“SA ’IDDHA MIA”: OMAGGIO DI ANTONIO CARTA AL SUO PAESE NATALE, MORES

testo e musica di ANTONIO CARTA

Sono nato a Mores (SS) il 28 novembre 1962. A  15 anni ho cominciato a suonare la chitarra frequentando un corso di musica presso l’oratorio di Santa Giuletta (PV). Mi sono perfezionato nella scuola di musica “Giuseppe Verdi” di Stradella (PV).  Ho frequentato per due anni, presso l’accademia musicale di Voghera (PV), un corso di canto moderno con Betty Villani. Ho seguito per un anno un corso del soprano statunitense Mary Grai. Mi sono proposto al pubblico, alla fine degli anni Ottanta, quale folk singer della canzone d’autore italiana: non mi sono limitato, però, a presentare i pezzi più belli dei cantautori più amati (Francesco Guccini, Fabrizio De Andrè, Edoardo Bennato), ma  ho lavorato progressivamente sull’interpretazione, cercando di definire una mia identità musicale.

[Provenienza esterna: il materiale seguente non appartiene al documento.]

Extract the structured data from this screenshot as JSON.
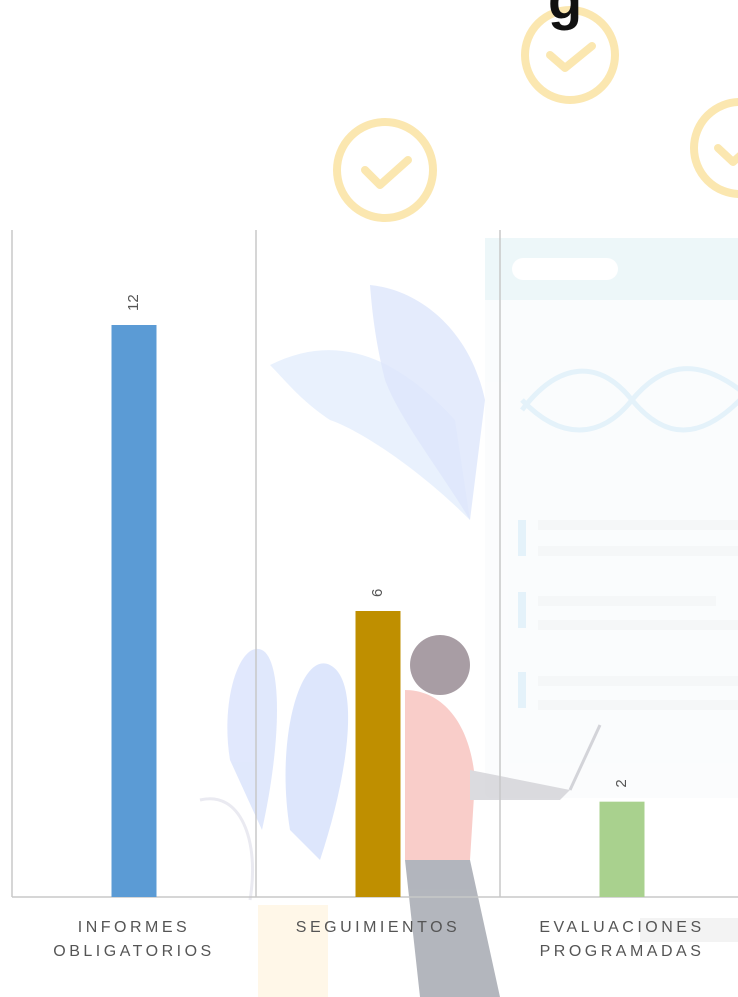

In questi ultimi anni, seguendo il richiamo dell’isola natìa, mi sono applicato nel musicare testi in lingua sarda scritti dal giornalista sardo-pavese Paolo Pulina.

“Sa ’iddha mia” 

La chitarra in mano, un foglio bianco e il desiderio di comporre una canzone in omaggio al paese che mi ha dato i natali. Come iniziare? Avevo appena finito di registrare il disco con i “Fiocchi d’Oliva” (gruppo che si è formato in occasione del concerto in ricordo di un amico musicista prematuramente scomparso che ha favorito l’incontro con Giuseppe Brandolini, autore di numerose canzoni portate al successo da Pierangelo Bertoli) nel quale era contenuto un brano in dialetto pavese dal titolo “Te da Damm…” che, non so per quale motivo, gli altri componenti del gruppo, compreso l’autore, hanno deciso che la cantassi io, nonostante avessi fatto notare di essere l’unico componente non pavese.

Il pezzo “Te da Damm…” è costruito sul giro armonico di Do maggiore con un tempo di tre quarti; ho iniziato ad arpeggiare, ovviamente cercando di non copiare il brano in questione, e a canticchiare la prima strofa in lingua sarda “Dae punta ’e Monte Santu a s’ala ’e Cunventu in tzertas dies canta su ’entu” prendendo spunto dai canti a stornello che ho avuto occasione di ascoltare, intonati dagli autoctoni, negli incontri conviviali quando mi trovavo a Mores per le ferie estive.  È nato  un brano con pennellate di ricordi dei miei primi cinque  anni di vita vissuti lì e con la descrizione di alcune zone del paese.

Dae punta ’e Monte Santu

a s’ala ’e Cunventu

in tzertas dies canta su ’entu;

dae Funtana ’Etza a Santa Lughìa

intendo sa ’oghe de sa zente mia.

In tempos antigos naran chi puru

in su monte sas fadas ana vissudu

e in sas campagnas tuas Sa Coveccada

in su Mediterraneu est meda fentomada.

Pro su campanile, altu e gloriosu,  

sos ateros ti naran Mores pazosu,

’antu de sa zente tua pro su prestigiu chi dada a tie.

Cando ogni tantu ’enzo a ti agatare,

e pro s’occasione fintzas a cantare,

ido sas carrelas cando minoreddu

currìa in Carrela ’e chejia pro ider sas lughes de Ittireddu.

Oro ammie cussas lughes in fundu parian lontanas un’ateru mundu,  

totu s’orizonte pro una criadura si frimmat incue.

TRADUZIONE

Dalla punta di Monte Santo

a fianco del Convento

in certe giornate canta il vento;

da “Funtana ’Etza” a “Santa Lughìa”

sento la voce della gente mia.

In tempi antichi dicono che pure

nel monte le fate hanno vissuto

e nelle campagne tue “Sa Coveccada”

nel Mediterraneo è molto famosa.

Per il campanile, alto e glorioso,  

gli altri ti dicono  Mores vanitoso,

vanto della gente tua per il prestigio che dà a te.

Quando ogni tanto vengo a trovarti,

e per  l’occasione anche a cantare,

vedo le vie  in cui da ragazzino

correvo in “Carrela ’e chejia” per vedere le luci di Ittireddu.

Oro a me quelle luci in fondo parevano lontane

un altro  mondo,  

tutto l’orizzonte per una bambino si ferma lì.